Thread: sizeof(arrays)

My main goal is to find out the number of elements in an array. In my program I have something like this:

Code:

int arr1[] = {3,4,6,7};

printf("The array has %d elements.\n", sizeof(arr1)/sizeof(int));

Which works fine. The problem is when I pass the array to a function of mine and use the same print statement. the result is always 1;

the function looks something like this:

Code:

int nth(int[], int[]);


int nth(int arr1[], int arr2[]{
    printf("The array has %d elements.\n", sizeof(arr1)/sizeof(int));

    return arr1[0];
}

What am I missing here?

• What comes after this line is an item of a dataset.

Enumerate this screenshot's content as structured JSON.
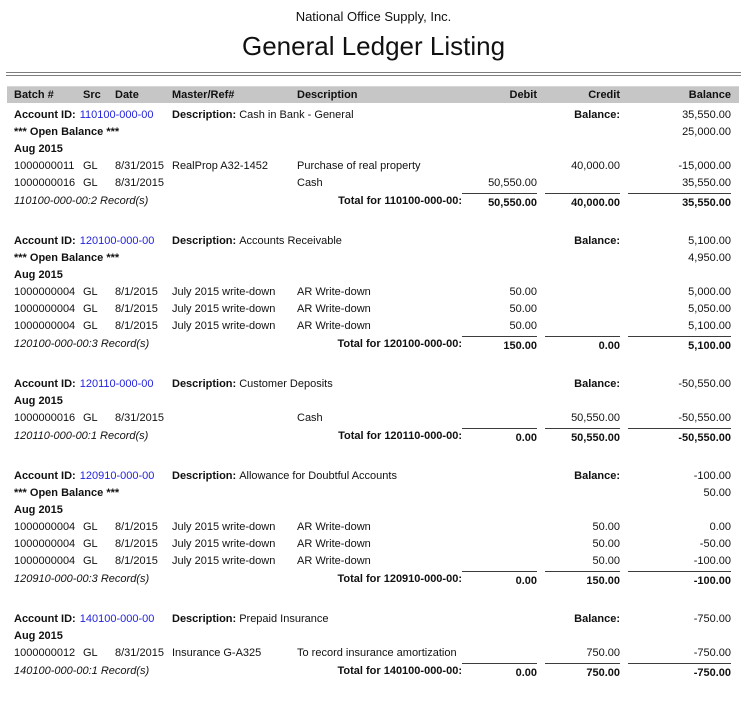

Thanks...

You can't pass arrays as parameters in C. What is actually happening is that you are passing a pointer to the first element of the array (the brackets are just syntactic sugar). You will need to pass the size as another parameter.

When you pass an array to a function, it automatically decays to a pointer type (IE: int*). So, in your case, I assume sizeof(int*) equals sizeof(int), and you therefore get the result of 1.

The closest you could get to what you want is a macro, which also lets you abstract the type of the array:

Code:

#define NTH(A)   (sizeof(A) / sizeof((A)[0]))

Originally Posted by rt454

You can't pass arrays as parameters in C. What is actually happening is that you are passing a pointer to the first element of the array (the brackets are just syntactic sugar). You will need to pass the size as another parameter.

Ya I considered passing the size but I was hoping I could get around it to keep the parameter list down. Oh well thanks for the info.

Ronix, I read about macros like that before but I can't tell exactly what that macro you wrote means. Would you mind explaining it in a little more detail?

Originally Posted by zacs7

> So, in your case, I assume sizeof(int*) equals sizeof(int)
Very bad assumption to make in any case, esp with 64-bit being so common. But anywho.

Yeah. However, Nextstopearth said that his code yielded a value of 1, which means that sizeof(int*) and sizeof(int) are equal.